Saturday, July 7, 2007
It's just a life
It's just a life, one in 6-plus billion with thousands coming and going every day. I don't know what else anyone has the right to say. While each of us can claim some right or power over other people, it's still the same, we're one in the many, much like any grain of sand on a beach. Just one. But it's our one, and that's the question and answer. Or is it really?
We're given life with a set of innate characteristics, much of which we can't change, or at least not without a lot of money and/or help, but likely not, and we are somewhat limited in what we think we can accomplish and really can accomplish. We can use our talent to achieve, go through life with it, or simply forget about it's existence. It's not fixed how and how much we use our talent, but it's our choice within the framework we're given from life.
And that's the second part. While we have all this talent, we can only do what life provides in terms of opportunity. You can argue all you want about chances and opportunity, it really boils down to the old adage with everything, timing and location. We have to be at the right place at the right time for many opportunites whether we believe we created them or not. A small change in the world and life, and it's all for naught.
I don't really have a point to this post except thinking out loud, as I do sometimes, and now in retirement on a new career, I wonder the typical philosophical stuff about what I'm doing.
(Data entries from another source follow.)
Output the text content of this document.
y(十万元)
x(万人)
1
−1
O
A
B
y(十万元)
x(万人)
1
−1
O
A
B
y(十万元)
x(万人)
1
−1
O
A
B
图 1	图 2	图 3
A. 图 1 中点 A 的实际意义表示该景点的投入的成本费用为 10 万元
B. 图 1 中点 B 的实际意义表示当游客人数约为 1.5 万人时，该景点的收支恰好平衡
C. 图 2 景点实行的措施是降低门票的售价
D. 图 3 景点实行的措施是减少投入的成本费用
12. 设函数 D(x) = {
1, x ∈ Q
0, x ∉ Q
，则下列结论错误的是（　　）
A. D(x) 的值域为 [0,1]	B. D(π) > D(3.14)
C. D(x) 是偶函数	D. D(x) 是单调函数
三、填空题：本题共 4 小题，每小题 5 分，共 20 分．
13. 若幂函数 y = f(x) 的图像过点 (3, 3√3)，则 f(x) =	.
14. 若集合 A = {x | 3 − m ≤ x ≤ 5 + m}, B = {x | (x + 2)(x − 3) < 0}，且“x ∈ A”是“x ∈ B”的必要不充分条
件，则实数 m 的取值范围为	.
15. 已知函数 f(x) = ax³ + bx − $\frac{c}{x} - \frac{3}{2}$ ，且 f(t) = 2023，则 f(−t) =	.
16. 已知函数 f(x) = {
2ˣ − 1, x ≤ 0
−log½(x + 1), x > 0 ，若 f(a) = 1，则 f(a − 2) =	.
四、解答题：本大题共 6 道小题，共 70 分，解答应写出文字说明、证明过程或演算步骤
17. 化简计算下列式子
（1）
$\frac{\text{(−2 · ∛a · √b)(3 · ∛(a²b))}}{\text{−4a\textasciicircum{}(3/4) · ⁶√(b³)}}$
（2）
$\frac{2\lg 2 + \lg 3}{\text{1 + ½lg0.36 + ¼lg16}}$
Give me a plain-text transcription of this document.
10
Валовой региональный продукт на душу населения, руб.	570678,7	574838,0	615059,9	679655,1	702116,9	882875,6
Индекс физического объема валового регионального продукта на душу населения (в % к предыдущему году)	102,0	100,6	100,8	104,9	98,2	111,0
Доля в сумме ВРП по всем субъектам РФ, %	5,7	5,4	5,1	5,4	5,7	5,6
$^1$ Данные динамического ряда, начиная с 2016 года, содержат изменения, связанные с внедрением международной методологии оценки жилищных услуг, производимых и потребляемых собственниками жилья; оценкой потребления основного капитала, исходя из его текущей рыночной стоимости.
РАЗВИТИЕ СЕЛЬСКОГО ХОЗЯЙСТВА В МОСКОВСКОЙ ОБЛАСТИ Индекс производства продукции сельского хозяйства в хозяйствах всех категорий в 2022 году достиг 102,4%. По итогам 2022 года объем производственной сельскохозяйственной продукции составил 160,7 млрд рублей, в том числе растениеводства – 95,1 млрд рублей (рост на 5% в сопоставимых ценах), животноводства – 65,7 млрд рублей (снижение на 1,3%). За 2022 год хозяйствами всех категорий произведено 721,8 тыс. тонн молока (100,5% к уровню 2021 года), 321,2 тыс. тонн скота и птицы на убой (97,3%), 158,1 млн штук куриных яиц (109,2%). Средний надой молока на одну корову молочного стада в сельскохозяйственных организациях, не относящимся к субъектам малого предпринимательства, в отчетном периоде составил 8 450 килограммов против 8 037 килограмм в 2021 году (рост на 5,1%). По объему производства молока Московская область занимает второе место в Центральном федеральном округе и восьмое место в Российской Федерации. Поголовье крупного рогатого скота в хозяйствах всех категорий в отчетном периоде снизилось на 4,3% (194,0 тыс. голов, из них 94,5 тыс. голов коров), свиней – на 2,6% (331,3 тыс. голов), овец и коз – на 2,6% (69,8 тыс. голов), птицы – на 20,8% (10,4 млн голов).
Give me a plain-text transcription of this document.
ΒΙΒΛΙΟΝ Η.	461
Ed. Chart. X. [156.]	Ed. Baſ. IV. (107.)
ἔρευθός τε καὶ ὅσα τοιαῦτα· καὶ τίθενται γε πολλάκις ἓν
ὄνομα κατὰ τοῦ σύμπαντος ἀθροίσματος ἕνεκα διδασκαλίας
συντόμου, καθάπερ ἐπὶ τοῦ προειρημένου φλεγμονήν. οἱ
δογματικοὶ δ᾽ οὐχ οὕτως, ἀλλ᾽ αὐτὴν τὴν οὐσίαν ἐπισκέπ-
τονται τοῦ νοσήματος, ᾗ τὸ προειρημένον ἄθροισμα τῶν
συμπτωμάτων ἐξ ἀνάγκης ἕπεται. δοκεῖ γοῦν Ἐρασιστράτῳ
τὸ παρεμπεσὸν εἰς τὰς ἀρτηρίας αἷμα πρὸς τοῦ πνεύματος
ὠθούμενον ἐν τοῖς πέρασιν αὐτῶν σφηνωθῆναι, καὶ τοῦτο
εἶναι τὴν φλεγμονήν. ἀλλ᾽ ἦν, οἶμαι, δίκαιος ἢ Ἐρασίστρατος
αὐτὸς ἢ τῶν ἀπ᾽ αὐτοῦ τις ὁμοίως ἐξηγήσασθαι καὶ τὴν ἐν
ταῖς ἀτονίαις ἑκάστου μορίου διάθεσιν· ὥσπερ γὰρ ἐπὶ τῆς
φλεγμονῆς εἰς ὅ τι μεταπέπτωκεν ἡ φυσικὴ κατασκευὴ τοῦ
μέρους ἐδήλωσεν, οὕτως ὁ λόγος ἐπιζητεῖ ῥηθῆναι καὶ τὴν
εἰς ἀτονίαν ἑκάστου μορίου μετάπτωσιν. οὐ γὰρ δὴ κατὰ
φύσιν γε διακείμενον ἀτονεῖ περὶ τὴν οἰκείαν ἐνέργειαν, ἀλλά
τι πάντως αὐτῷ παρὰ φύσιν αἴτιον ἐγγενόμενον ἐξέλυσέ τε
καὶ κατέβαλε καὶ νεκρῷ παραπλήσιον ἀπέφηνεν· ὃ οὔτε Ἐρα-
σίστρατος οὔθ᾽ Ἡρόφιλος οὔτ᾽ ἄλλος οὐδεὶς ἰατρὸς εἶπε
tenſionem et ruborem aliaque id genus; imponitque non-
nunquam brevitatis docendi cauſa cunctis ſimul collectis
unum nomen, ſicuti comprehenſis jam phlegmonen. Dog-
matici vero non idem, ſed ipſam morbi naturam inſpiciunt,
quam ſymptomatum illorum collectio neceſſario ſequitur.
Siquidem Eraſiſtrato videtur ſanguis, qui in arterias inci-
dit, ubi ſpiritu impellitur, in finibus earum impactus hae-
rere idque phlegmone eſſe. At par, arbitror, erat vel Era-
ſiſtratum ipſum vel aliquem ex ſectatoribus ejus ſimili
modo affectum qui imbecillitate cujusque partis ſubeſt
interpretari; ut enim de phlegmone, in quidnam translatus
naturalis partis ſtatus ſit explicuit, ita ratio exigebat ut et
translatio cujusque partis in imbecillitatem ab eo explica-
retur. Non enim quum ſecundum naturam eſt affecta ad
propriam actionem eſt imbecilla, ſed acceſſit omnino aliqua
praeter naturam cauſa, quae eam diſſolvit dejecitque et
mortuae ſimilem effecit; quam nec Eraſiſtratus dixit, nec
After 28 years working for an agency, and the normal bosses, most too stupid to be good but a few really great, and working for the public, where I really believed in the work I was doing, the proverbial "for the greater good." And being in my mid-to-late 50's it's the time you begin to face the reality of your own body, what's left that it can do without breaking.
Two years ago I had a complete physical with several heart tests, including a sonogram which is really cool to see your heart working, and the normal test they give to those over 50, meaning a colonoscopy, complete with DVD too. I now know the limitations of my aging body. I can't do what it did when I was 50, let alone before that. It's the reality of my being. And I have to learn to find ways to keep it working near its best, or best I can do.
And I've had to accept what I can learn. The mind is interesting as it ages. Our minds are still as sharp, and maybe a little slower, and hopefully smarter and wiser. Studies have shown that many endeavors requires the youthful mind where they professionally peak in their 20's, and while they can still do more and new work, their best is usually history past 30. But many endeavors are doable until one's death. One of those is photography. Age only slows you down but never impedes the creative mind.
Well, except for one thing, happenstance. We never know when something will happen to leave you less than whole, and we have to learn again who we are. We can hope for a life without such events but life is a random chance. We can simply go about what we're doing and let the rest of it take care of itself. It's about life as we know and can.
In the pile of leaves, we just another one that existed for the season in the many piles in the corners of the world. And life goes on.